The plan used ''(right)'' is based on the arrangement of rooms prior to 1917; it has since been altered to accommodate the palace's use today as part of the complex of buildings which comprise the State Hermitage Museum. Many of the former private rooms are not regularly open to the public, or have been much changed.
==Apartments of Nicholas I and Alexandra Feodorovna==

The apartments of Nicholas I and his wife, Alexandra Feodorovna, were in the northwest corner of the palace, a suite traditionally occupied by the monarch since the time of Catherine the Great, and now form part of the Apartments of Nicholas II and Alexandra Feodorovna. Catherine the Great had her throne room here, before Giacomo Quarenghi completed the building of the larger St George's Hall in the eastern wing in 1787, suggesting that rooms were formerly less intimate and private than they latterly became. During the 1780s, the interior design of the palace was changed from the ornate rococo designed by Francesco Rastrelli to the simpler Neoclassical decoration still prevalent in the state rooms today; the private rooms, however, seem to have been frequently redecorated according to the (often simple) tastes of their occupants; and in terms of decoration, luxury and use they do not correspond to the Petit appartement du roi at Versailles.

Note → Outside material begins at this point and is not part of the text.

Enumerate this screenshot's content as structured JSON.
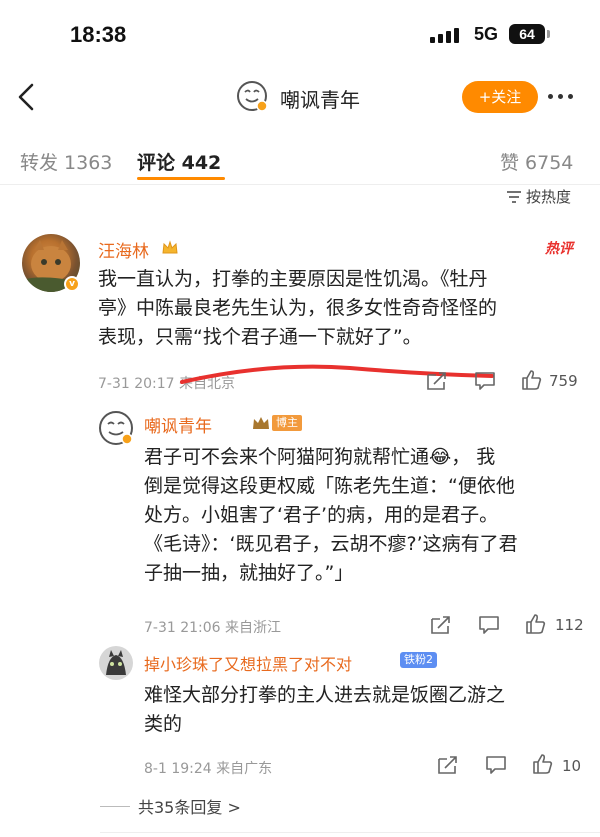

Following the fire of 1837, Nicholas I was responsible for the rapid rebuilding of the palace. He insisted that the exterior remain unchanged, but allowed large parts of the interior to be redesigned in a variety of tastes and styles, leading the palace to be described as "A 19th-century palace inspired by a model in rococo style."
Several eminent architects were employed to rebuild the palace, most notably Vasily Stasov, who was charged with the rebuilding of the state rooms in identical or similar styles to that which had been before, and Alexander Brullov. It is Brullov who is most closely associated with the private apartments. Able to work competently in a variety of styles, his commission was to rebuild the private and semi-private rooms according to the tastes of their intended occupants.
The architects involved in the rebuilding of the palace were able to take advantage of construction developments not available to Rastrelli and Quarenghi in their original plans. Following the fire, it was discovered that large quantities of wood and hidden voids had been one of the reasons the fire had spread so drastically. In order to avoid a repeat of this, hidden behind the new but classical façades, the architects were able to use the latest techniques in building. These included the large-scale use of steel to support the vast ceiling spans of the Baroque state rooms, avoiding the need for supporting columns. However, in the smaller rooms the ceilings were built with less flammable brick vaults, which were to have a significant effect on Brullov's decorative schemes for the private rooms. Vaulting lent itself to both Gothic and Byzantine forms of interior design. Nowhere in the palace is the Gothic more evident than in the ground floor drawing room created by Brullov in 1838 for the daughters of Nicholas I.
Later the architect Andrei Stakenschneider was employed to carry out many projects at the palace. He decorated the crimson boudoir of the Tsaritsa Alexandra Feodorovna in a Rococo revival that Quarenghi had all but eradicated from the palace 70 years earlier.